Coming from that environment into this part of Norlonto was like stepping from an air-conditioned building into a hurricane. The pervasive pornography and prostitution had repelled him. He wasn’t sure whether his objection derived from the Christian beliefs he’d rejected or the humanist principles he’d embraced. The people in the Collective showed no interest in commercial sex, but he felt they disapproved of it. Their own sexual attitudes and relationships were difficult to figure out with social skills developed for an entirely different society. Mary, Alasdair, Dafyd, Lyn, Tai, Stone and the rest were to him so many black boxes, connected by arrows of desire.

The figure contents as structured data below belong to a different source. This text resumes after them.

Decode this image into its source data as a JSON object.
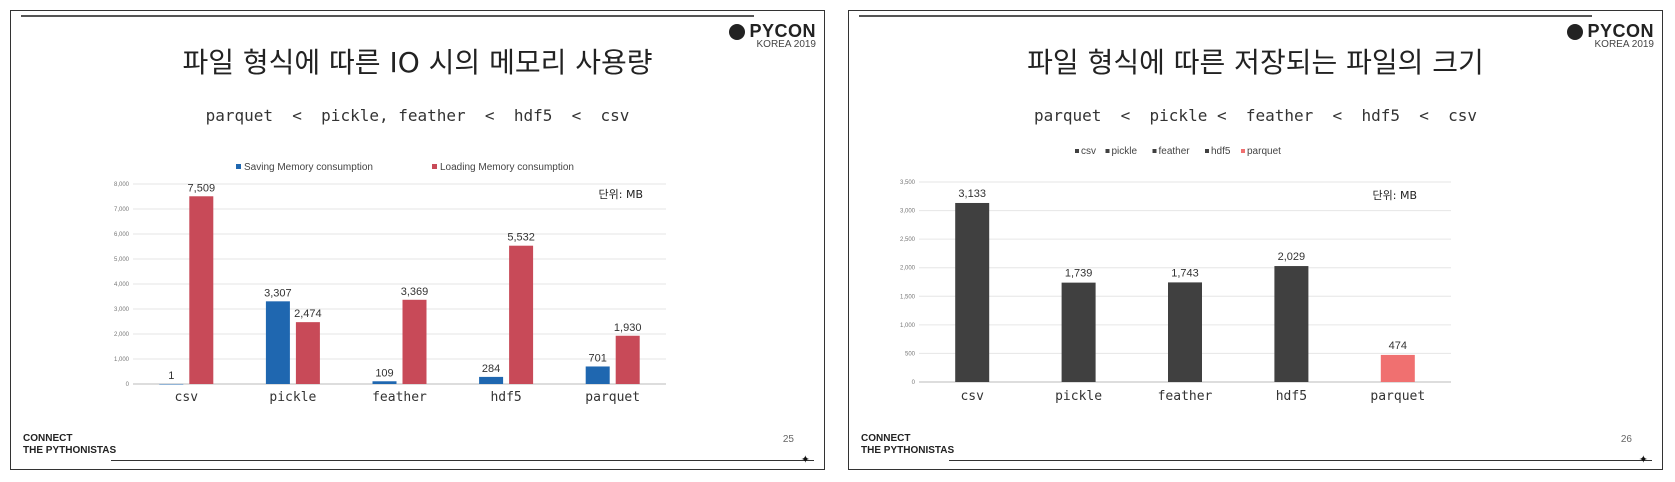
{
  "slides": [
    {
      "logo": {
        "name": "PYCON",
        "sub": "KOREA 2019"
      },
      "title": "파일 형식에 따른 IO 시의 메모리 사용량",
      "ranking": "parquet  <  pickle, feather  <  hdf5  <  csv",
      "footer": {
        "line1": "CONNECT",
        "line2": "THE PYTHONISTAS"
      },
      "page_number": "25"
    },
    {
      "logo": {
        "name": "PYCON",
        "sub": "KOREA 2019"
      },
      "title": "파일 형식에 따른 저장되는 파일의 크기",
      "ranking": "parquet  <  pickle <  feather  <  hdf5  <  csv",
      "footer": {
        "line1": "CONNECT",
        "line2": "THE PYTHONISTAS"
      },
      "page_number": "26"
    }
  ],
  "chart_data": [
    {
      "type": "bar",
      "categories": [
        "csv",
        "pickle",
        "feather",
        "hdf5",
        "parquet"
      ],
      "series": [
        {
          "name": "Saving Memory consumption",
          "values": [
            1,
            3307,
            109,
            284,
            701
          ],
          "color": "#1f67b0"
        },
        {
          "name": "Loading Memory consumption",
          "values": [
            7509,
            2474,
            3369,
            5532,
            1930
          ],
          "color": "#c84a58"
        }
      ],
      "unit_label": "단위: MB",
      "ylim": [
        0,
        8000
      ],
      "yticks": [
        "0",
        "1,000",
        "2,000",
        "3,000",
        "4,000",
        "5,000",
        "6,000",
        "7,000",
        "8,000"
      ],
      "data_labels": [
        [
          "1",
          "3,307",
          "109",
          "284",
          "701"
        ],
        [
          "7,509",
          "2,474",
          "3,369",
          "5,532",
          "1,930"
        ]
      ],
      "legend": "top",
      "grid": true
    },
    {
      "type": "bar",
      "categories": [
        "csv",
        "pickle",
        "feather",
        "hdf5",
        "parquet"
      ],
      "values": [
        3133,
        1739,
        1743,
        2029,
        474
      ],
      "colors": [
        "#404040",
        "#404040",
        "#404040",
        "#404040",
        "#f07070"
      ],
      "legend_entries": [
        {
          "name": "csv",
          "color": "#404040"
        },
        {
          "name": "pickle",
          "color": "#404040"
        },
        {
          "name": "feather",
          "color": "#404040"
        },
        {
          "name": "hdf5",
          "color": "#404040"
        },
        {
          "name": "parquet",
          "color": "#f07070"
        }
      ],
      "unit_label": "단위: MB",
      "ylim": [
        0,
        3500
      ],
      "yticks": [
        "0",
        "500",
        "1,000",
        "1,500",
        "2,000",
        "2,500",
        "3,000",
        "3,500"
      ],
      "data_labels": [
        "3,133",
        "1,739",
        "1,743",
        "2,029",
        "474"
      ],
      "legend": "top",
      "grid": true
    }
  ]
}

Mary Abid’s long black hair and large dark eyes had been a target for some of his arrows, but she had a thing going with Stone (that relationship, at least, had been easy to identify). Jordan had also quite fancied Tai, and had even – shyly, obliquely – attempted some chatting up until he’d realized the slim, small, pretty Singaporean wasn’t a girl. And wasn’t gay either, just in case that still-unthinkable thought had crossed his mind. So until now he’d made do with highly unrealistic fantasies about Janis, whose image had floated in and out of the background of his communications with Moh.
He felt absurdly ashamed of that now as he looked at the two pictures of Cat. He didn’t want a fantasy of Cat; he wanted – it was a distinction realized, a revelation, a resolve – the reality of her. You couldn’t fall in love with someone you didn’t know, with a face in a picture; but looking at those pictures he wanted nothing else but to find this woman, to have her and hold her and protect her. And if she wouldn’t have that, if she wouldn’t have him, he could at the very least try to dissuade her from putting her beautiful body on the line in those futile fights.
Tired and restless, he threw himself face-down on the bed. For a few minutes he slept, then woke with a dribble of spittle and sweat on the pillow under the corner of his mouth. He rolled over and lay with his hands behind his head. Posters shouted down at him from the walls. British Troops Out Of English Troops Out Of London Troops Out Of Federal Troops To. Solidarity with this. Solidarity with that. Solidarity with Solidarity. (Now, what the heck did that mean?)